While the details were a bit foggy, I recalled the story (from maybe a decade ago) as I thought about making what I considered an important phone call while driving to the city this week. Even though I’ve got hands-free capability in my car, the recollection of that innocent kid paying the price of a father’s need to multi-task gave me pause. I considered how an inappropriate decision had cost that family dearly. Not to mention the trauma that first responders likely experienced when they arrived on the scene to deal with the death and destruction. Indeed, the CBC spoke to a retired B.C. firefighter, Tim Baillie, this week, about distracted driving.
“Ever since those damned (cell phones) came in, there’s been distractions,” Baillie told reporter Amber Hildebrandt. “You pick up bodies for 27 years, it pisses you off.”
It likely won’t placate firefighter Baillie, but this week his fellow law enforcers – Ontario provincial and municipal police – began levying stiffer fines ($280 up from $155) in an effort to curb the problem. It’s probably no surprise, but Canadian studies indicate up to 80 per cent of vehicle collisions in this country come as a result of inappropriate cell-phone use. Related fatalities are up 17 per cent (from 302 to 352 deaths) between the years 2006 and 2010. Police in Ontario hope a further penalty of assessing demerit points will help deter drivers even more. But according to the Insurance Bureau of Canada, hitting distracted drivers’ bank accounts may be the only way.
“Demerit points will certainly cause an insurer to look at a driver as a greater risk,” an IBC representative told the Toronto Star this week.
As I suggest, I support the idea of making distracted drivers feel like pariah. But – in our haste to reduce inappropriate cell-phone use – I do wonder about definitions here. I listened to a number of radio hosts this week going on about the police blitz and new fines. They wanted everybody to chime in on the issue. And, well, they did. What I heard were some intriguing contradictions about the definition of “distracted driving.”
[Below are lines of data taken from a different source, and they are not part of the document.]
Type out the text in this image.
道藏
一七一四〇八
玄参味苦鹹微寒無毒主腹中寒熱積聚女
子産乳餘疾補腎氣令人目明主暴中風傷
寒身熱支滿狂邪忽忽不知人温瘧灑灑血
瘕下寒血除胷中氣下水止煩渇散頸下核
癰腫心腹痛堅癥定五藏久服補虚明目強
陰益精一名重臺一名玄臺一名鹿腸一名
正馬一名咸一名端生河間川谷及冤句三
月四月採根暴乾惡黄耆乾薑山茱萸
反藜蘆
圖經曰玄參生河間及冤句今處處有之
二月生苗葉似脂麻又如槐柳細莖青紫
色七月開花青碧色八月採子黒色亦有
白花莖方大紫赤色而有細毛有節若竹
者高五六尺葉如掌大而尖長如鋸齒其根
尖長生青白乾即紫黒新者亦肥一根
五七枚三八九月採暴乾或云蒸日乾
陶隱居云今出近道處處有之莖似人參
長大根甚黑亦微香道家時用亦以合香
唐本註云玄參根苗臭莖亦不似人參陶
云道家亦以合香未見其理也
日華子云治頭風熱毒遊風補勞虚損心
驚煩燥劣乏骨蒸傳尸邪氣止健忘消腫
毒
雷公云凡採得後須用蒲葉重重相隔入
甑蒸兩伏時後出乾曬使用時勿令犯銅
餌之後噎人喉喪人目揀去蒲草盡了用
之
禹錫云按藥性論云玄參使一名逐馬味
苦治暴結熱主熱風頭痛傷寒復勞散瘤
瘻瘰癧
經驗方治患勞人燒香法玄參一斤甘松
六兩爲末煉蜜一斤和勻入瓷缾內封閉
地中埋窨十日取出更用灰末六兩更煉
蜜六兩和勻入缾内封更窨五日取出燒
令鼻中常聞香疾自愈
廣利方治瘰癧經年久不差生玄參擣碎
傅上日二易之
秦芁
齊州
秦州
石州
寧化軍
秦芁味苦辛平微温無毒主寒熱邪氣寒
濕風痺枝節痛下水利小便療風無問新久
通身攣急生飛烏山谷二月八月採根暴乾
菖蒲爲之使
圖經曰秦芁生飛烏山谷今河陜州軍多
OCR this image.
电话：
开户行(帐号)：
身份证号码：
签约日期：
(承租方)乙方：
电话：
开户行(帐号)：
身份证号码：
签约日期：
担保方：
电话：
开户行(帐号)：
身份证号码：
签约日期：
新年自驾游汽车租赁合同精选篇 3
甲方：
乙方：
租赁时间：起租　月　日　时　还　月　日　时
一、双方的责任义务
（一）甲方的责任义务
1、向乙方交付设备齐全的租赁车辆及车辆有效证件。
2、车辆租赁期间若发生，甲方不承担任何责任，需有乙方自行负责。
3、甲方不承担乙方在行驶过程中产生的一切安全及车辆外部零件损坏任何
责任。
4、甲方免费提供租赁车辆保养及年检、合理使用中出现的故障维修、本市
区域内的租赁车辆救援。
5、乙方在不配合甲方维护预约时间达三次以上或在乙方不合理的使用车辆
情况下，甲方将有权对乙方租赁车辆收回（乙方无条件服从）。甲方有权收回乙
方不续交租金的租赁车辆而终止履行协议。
It appears people are bothered that simply holding a cell phone constitutes “distracted driving,” while other activities do not. Among examples cited were: people who eat and drive, people who do their make-up and drive, people who scan the newspaper and drive. One person wondered why having a dog in one’s lap would not constitute “distracted driving” under the law, but simply having a cell phone lying between one’s legs would.
I have a vivid memory of the most extraordinary combination of distractions happening right in front of me. I was stopped at a light northbound on Kennedy Road (just below Hwy 401) and when the light turned green, a woman in the southbound left-turn lane did a complete u-turn in front of us northbound drivers. And as she wheeled her Mercedes across our lanes, I noticed she was also applying lip stick in mid-manoeuvre. Had I been the cop, I’d have charged her with three offences, none involving a cell phone, but all exhibiting forms of distracted driving.
I hasten to add the story I’ve repeated here a couple of times. En route home from Whitby a few days before New Year’s back in 2009, I was t-boned by a pickup truck that came through a red light and plowed into the right side of my Toyota. The driver, I learned from a witness, was on a cell phone, but because the grace period for warning drivers against such activity was still in effect, the driver managed to get off on a lesser charge. I still had to replace my car totaled by the collision. However, I counted my lucky stars that the pickup had hit the passenger’s side (where there was no one sitting), not the driver’s side.
So I think the increased fines and the potential for demerit points may be effective, but until distracted driving becomes as unacceptable as drunk driving or driving without a seatbelt, the legislators, the police and innocent victims will continue to lose out to multi-taskers who believe they’re not the problem.